By Josh Harris.
The Barclays Premier League (BPL, and sometimes referred to as the EPL – English Premier League – outside of the United Kingdom) launched in 1992, and quickly became the world’s most popular sports league. Consisting of 20 teams, each club plays their opponents twice in a season, one match home and the other one away, equaling 38 matches during the course of the entire season that runs from August through May. Unlike many other European club leagues, the Premier League has no winter break and continues every week throughout the season except when there’s a FIFA-mandated international break when many players from the Premier League will play for their respective countries in international games such as friendlies or qualification games for the World Cup or European Championship, and other regional competitions.
The main attractions of the Premier League are the vast number of world-class players, the different soccer styles among most teams, and the often noisy crowds up and down England and Wales. Many of the Premier League games feature unpredictable outcomes, where it’s often very difficult to predict where the clubs will finish in the standings (aka league table), as opposed to other leagues such as Spain where the top two teams (Barcelona and Real Madrid) always seem to win every week.
The Premier League teams that finish in the bottom three of the standings each season are relegated to the second tier of English soccer, known as the Championship. The top four teams qualify for the UEFA Champions League, which is the most high-profile club soccer tournament in the world featuring the best teams from Europe competing against each other from the group stages (in September) through to the final in May.
The top four teams qualify for the Champions League, although the fourth placed team must compete in the Champions League play-off (beginning in August) to qualify for the group stage. The fifth-placed team in the Premier League automatically qualifies for the UEFA Europa League, and the sixth and seventh-placed teams can also qualify, depending on the winners and runners-up of the two domestic competitions (FA Cup and League Cup); if the winner of the FA Cup qualifies for the Champions League, then that place will go to the runner-up, and if the runner-up is also already qualified, then that place will go to the next-best placed finisher in the Premier League.
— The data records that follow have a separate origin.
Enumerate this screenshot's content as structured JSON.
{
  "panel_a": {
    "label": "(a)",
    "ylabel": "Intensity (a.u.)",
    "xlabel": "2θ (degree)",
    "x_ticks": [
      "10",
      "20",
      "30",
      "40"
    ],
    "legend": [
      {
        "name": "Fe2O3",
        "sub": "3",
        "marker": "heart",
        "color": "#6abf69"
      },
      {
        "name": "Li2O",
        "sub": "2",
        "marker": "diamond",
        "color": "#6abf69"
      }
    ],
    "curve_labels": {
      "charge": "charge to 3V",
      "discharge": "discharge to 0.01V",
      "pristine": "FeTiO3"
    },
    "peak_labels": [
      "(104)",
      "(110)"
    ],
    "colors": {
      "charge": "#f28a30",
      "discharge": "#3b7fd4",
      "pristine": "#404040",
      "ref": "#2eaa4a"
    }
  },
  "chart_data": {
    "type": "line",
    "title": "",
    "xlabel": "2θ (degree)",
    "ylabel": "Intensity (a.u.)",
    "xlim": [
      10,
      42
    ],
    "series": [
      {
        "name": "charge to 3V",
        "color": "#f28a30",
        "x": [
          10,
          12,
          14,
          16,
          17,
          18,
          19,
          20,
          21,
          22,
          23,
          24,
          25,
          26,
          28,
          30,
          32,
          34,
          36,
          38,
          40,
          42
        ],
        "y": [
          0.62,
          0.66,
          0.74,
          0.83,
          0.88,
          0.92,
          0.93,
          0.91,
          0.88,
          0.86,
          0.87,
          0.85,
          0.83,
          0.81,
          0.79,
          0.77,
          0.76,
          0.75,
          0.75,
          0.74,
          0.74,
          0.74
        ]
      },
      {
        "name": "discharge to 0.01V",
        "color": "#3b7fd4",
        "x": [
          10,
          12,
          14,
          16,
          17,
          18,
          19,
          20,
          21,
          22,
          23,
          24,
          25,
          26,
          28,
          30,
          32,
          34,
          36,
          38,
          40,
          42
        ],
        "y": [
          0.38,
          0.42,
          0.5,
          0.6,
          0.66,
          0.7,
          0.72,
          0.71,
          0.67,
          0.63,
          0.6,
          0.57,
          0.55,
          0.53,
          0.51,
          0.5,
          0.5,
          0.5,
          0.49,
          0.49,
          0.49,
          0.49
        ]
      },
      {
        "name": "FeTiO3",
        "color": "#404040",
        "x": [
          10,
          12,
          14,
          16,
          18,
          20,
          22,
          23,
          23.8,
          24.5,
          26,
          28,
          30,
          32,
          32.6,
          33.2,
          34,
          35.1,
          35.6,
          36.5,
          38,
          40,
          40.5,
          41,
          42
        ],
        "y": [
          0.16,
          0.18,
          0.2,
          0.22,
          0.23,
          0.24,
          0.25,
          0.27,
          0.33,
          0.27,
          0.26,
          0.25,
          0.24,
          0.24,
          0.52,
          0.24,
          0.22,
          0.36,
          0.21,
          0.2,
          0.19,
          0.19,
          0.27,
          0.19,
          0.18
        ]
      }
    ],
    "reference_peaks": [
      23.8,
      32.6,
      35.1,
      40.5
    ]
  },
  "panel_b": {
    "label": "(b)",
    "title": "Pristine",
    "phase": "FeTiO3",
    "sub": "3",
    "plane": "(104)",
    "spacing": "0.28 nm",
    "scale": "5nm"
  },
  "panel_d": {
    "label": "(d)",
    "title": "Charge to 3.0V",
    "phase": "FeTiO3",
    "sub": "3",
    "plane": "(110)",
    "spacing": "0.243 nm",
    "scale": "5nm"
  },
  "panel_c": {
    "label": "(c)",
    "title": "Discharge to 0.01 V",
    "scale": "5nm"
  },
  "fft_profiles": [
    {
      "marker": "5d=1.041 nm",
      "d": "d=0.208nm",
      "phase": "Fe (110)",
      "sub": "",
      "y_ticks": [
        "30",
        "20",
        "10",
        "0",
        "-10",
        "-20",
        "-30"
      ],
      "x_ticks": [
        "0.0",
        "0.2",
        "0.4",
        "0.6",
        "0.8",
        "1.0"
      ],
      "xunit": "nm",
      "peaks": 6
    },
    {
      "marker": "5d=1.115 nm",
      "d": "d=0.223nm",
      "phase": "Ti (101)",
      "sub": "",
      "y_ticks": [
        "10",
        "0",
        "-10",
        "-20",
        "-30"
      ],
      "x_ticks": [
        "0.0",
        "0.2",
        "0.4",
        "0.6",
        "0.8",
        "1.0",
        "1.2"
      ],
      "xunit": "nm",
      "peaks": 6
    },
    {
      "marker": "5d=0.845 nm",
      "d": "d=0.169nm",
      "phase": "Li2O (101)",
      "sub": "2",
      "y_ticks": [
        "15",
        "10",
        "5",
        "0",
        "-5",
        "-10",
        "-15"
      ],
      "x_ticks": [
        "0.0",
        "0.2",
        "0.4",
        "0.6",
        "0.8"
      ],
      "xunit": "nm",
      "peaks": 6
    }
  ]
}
If the winner of the League Cup has already qualified, that place goes to the next-best placed team in the league.
SEE MORE — Where and how to watch Premier League streams.
A further place in the UEFA Europa League is also available via the Fair Play initiative. If the Premier League has one of the three highest Fair Play rankings in Europe (based on how few yellow cards or red cards each team receives, as well as the behavior of its supporters), the highest ranked team in the Premier League Fair Play standings that has not already qualified for Europe will automatically qualify for the UEFA Europa League first qualifying round (that typically begins in July).